18.07.2007

Kitschgarten?

En contrebas de l'autoroute Cologne-Bonn, j'aperçois ce qui semble être une clairière parsemée de quelques constructions de bois. Sur ces constructions colorées, quelques fagnons. Le tout ressemblant à une plaine de jeu ou à un troupeau d'abris de jardins. La vérité est un peu entre les deux puisqu'il s'agit d'un schrebergarten, une communauté de jardin pourrions-nous dire, comme il en existe des milliers en Allemagne, aux abords des villes.

Au 19ème siècle, en période d'industrialisation naissante, le Docteur Schreber recommanda aux enfants de sa ville natale de Leipzig de s'échapper un peu des villes et de goûter au grand air autant que possible. La qualité de l'alimentation intéressait sans doute aussi le docteur qui voyait la nécessité de consommer plus de légumes frais. En quelques décennies devinrent populaires les Schrebergarten.

Ainsi, chacun ou chaque famille pouvait louer une petite parcelle de terrain comme espace de jeu, de jardinage ou de culture potagère -bien souvent un peu des trois. Un petit jardin vers lequel s'échapper pour quelques heures le week-end, loin de l'appartement exigu.

Pourquoi 'communauté'? Parce que si chacun loue bien son coin de terre, les parcelles sont regroupées pour leur gestion en petites communautés. Chaque communauté aura son propre règlement extérieur, qui pourra contenir toutes les dispositions imaginables concernant les horaires, l'utilisation des tondeuses, le nombre et la taille des nains de jardins, la hauteur et les matériaux utilisés pour les petites constructions. Même la loi allemande contiendrait près de dix pages de prescriptions quant à la gestion de ces parcelles...

Si ces garten tiennent parfois du show-room de kitscheries en tout genre, ils ont aussi rendus d'autres services. A la fin de la Seconde Guerre Mondiale, alors que beaucoup d'habitations avaient été détruites par les bombardements et que les centre-villes étaient moins hospitaliers, les locataires de Schrebergarten furent légalement autorisés à construire (ou améliorer les constructions existantes, abris de jardin et autres) sur ces parcelles pour en faire leur résidence temporaire. L'autorisation légale, si elle devait à l'origine répondre à une pénurie temporaire de logement, fut maintenue plusieurs décennies, par simple inertie administrative peut-être. Ainsi, avec le temps, certains de ces jardins se rapprochèrent plus du village vacances ou du camping résidentiel que de l'espace vert...
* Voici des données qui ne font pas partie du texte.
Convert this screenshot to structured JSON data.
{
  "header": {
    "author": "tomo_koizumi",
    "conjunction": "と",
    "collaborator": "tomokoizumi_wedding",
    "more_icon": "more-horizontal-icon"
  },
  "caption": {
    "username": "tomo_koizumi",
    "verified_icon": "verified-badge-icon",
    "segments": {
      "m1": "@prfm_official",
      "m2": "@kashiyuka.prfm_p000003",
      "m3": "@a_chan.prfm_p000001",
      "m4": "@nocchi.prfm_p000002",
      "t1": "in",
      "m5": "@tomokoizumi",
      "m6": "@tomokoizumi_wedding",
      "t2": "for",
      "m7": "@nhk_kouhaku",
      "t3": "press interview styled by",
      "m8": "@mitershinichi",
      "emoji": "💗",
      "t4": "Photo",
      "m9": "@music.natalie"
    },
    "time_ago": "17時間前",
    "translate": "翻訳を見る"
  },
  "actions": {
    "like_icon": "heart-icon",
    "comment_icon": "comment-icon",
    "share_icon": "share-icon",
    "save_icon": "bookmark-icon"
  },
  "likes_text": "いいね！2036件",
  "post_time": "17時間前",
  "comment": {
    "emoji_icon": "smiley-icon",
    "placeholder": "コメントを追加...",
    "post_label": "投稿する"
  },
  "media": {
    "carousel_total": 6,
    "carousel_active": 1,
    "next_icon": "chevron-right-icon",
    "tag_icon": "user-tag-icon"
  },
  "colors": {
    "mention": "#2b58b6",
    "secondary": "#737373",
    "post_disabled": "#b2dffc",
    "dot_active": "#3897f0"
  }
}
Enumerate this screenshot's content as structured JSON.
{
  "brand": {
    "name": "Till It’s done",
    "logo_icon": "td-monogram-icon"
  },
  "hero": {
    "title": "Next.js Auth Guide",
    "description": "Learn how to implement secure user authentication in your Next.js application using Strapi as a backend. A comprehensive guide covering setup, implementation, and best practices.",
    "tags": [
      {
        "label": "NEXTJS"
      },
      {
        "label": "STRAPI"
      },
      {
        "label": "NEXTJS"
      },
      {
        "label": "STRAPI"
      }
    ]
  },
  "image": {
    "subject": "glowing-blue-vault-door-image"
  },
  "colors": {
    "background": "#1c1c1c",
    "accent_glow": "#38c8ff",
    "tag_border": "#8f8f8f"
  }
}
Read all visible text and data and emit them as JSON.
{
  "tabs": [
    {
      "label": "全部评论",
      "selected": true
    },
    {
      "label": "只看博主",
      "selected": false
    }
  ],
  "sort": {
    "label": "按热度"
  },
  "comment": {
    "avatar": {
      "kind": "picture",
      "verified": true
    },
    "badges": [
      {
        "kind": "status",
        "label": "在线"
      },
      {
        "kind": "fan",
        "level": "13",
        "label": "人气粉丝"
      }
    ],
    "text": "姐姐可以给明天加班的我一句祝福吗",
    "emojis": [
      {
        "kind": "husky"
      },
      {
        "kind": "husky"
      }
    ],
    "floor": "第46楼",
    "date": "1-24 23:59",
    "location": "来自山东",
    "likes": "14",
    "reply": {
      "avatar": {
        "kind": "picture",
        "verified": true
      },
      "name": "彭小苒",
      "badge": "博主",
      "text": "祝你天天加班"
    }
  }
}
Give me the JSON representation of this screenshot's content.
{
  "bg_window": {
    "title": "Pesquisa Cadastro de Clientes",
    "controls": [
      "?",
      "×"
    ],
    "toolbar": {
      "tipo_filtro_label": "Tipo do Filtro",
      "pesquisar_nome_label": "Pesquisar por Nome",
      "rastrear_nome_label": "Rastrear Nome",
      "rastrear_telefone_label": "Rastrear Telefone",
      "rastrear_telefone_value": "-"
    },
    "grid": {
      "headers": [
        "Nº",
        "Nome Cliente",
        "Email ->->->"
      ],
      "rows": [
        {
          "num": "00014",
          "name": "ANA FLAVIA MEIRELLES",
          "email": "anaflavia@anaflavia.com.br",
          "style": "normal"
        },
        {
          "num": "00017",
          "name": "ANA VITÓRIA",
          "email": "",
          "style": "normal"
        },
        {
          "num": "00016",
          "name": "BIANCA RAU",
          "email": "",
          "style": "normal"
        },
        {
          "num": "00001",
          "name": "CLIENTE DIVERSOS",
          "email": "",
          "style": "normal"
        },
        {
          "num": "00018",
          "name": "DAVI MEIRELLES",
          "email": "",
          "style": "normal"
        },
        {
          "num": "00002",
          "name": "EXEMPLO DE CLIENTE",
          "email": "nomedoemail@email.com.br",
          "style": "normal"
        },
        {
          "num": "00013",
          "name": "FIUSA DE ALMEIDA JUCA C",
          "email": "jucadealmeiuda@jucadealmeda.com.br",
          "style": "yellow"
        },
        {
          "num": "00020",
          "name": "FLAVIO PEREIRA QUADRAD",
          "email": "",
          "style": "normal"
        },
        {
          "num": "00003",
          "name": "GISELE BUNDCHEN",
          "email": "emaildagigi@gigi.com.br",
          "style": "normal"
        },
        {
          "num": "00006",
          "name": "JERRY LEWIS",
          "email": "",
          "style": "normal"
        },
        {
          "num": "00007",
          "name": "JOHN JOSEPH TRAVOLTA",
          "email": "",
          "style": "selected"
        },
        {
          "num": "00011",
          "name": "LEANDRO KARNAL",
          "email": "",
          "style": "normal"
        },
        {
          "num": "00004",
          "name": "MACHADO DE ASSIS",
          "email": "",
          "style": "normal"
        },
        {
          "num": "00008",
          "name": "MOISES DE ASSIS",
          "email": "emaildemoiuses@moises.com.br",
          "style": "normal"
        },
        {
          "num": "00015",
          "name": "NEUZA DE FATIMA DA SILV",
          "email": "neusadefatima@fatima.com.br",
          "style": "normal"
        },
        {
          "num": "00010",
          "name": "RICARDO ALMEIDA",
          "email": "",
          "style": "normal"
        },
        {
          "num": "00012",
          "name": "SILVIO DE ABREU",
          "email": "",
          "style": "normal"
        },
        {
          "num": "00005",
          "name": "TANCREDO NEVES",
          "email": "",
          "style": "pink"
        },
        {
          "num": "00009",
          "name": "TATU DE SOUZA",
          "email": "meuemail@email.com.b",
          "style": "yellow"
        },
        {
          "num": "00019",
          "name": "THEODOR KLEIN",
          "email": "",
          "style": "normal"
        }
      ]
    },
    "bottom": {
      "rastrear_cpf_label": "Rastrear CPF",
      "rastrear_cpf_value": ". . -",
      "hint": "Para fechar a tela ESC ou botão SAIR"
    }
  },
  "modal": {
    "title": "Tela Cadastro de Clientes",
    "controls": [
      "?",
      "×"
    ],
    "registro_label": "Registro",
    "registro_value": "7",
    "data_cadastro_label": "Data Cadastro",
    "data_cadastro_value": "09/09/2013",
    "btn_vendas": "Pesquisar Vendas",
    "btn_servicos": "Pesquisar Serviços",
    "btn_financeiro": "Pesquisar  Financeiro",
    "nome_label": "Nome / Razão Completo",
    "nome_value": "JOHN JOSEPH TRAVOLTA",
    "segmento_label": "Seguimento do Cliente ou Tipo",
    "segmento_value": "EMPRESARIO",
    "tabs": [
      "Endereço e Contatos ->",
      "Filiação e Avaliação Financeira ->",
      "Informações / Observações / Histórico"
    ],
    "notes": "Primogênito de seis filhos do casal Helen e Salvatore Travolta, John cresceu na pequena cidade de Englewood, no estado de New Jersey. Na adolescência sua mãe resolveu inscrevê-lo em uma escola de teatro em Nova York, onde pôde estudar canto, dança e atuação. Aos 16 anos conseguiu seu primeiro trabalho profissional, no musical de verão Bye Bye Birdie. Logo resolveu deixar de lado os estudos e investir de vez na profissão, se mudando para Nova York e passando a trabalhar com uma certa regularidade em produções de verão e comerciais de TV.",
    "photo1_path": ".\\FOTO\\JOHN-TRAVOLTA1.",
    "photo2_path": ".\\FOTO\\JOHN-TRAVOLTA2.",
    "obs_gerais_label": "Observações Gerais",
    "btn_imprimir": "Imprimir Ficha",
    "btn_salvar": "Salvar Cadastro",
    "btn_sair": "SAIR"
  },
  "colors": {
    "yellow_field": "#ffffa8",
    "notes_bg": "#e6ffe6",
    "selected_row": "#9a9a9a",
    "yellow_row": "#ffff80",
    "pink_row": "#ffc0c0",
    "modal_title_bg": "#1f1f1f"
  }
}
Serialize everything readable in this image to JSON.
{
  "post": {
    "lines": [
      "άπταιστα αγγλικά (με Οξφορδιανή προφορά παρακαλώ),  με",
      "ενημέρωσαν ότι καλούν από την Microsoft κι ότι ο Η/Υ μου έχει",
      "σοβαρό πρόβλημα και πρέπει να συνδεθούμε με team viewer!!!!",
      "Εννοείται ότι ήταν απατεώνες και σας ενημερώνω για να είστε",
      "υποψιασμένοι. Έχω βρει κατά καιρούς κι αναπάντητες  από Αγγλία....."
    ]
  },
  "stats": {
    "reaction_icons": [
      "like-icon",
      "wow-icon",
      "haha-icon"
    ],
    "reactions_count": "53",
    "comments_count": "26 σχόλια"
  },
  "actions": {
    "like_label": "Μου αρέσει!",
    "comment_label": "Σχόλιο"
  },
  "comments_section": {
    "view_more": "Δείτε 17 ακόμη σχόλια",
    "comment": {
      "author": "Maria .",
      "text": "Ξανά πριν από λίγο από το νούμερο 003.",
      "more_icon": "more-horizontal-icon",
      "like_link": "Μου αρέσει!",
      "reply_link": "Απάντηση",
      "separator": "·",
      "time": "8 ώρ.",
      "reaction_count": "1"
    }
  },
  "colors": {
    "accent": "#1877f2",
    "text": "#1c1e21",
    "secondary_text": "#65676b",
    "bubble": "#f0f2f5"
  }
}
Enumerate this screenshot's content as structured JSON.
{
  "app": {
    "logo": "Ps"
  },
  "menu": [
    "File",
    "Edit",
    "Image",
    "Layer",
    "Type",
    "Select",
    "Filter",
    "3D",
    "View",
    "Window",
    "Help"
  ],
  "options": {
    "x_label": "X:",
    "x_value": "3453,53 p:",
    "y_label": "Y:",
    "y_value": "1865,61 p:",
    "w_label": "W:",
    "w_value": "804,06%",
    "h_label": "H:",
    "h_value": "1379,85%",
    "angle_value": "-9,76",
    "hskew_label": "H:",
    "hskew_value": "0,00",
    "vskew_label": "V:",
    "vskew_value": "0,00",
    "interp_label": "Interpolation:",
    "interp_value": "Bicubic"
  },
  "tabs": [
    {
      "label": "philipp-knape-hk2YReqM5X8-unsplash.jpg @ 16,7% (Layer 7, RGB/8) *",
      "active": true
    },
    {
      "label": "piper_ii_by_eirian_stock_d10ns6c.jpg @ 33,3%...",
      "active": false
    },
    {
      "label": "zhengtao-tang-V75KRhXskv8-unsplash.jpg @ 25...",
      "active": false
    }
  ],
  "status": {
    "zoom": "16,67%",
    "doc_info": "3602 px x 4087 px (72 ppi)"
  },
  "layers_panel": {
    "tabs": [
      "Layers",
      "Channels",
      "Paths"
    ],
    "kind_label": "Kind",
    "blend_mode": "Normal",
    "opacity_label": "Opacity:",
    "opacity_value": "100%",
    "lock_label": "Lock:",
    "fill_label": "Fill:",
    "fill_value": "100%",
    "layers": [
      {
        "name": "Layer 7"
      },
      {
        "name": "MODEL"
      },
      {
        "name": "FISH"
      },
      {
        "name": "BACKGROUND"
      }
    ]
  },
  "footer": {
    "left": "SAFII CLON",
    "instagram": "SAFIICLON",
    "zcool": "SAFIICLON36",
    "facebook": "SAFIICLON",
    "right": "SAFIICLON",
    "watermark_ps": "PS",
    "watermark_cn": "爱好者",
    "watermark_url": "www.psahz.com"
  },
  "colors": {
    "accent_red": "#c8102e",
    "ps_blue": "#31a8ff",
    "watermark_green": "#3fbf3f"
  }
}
Mais voilà, il semblerait que la loi a été modifiée et que bientôt les nouvelles constructions ne seront plus autorisées. Et beaucoup de constructions existantes devront même être détruites, à moins que les habitants ne soient encore les habitants originaux de l'immédiat après-guerre. Voilà qui pourrait expliquer les prix incroyablements bas de certaines 'maisons de banlieue' sur le marché immobilier allemand. A bon entendeur...

 

17.07.2007

Exit l'Atelier

Au Tomberg, la boulangerie l'Atelier a fermé. Ca marchait pourtant bien, même si les vendeuses n'étaient pas particulièrement sympathiques. Au revoir les délicieuses tartes au sucre brun dégoulinant.

Ici, au début de la Severinstrasse, j'ai pu enfin découvrir la boulangerie Brochmann. Le volet de bois était abaissé ces dernières semaines car leur four était tombé en panne. C'est bien comme cela que l'on me l'avait présentée: comme l'une des rares boulangeries où l'on prépare encore et cuit le pain sur place, en parfumant la rue par la même occasion. Maintenant que leur four est réparé, les affaires reprennent. Deux schokocroissants ce matin, mais bientôt je découvre leur pain.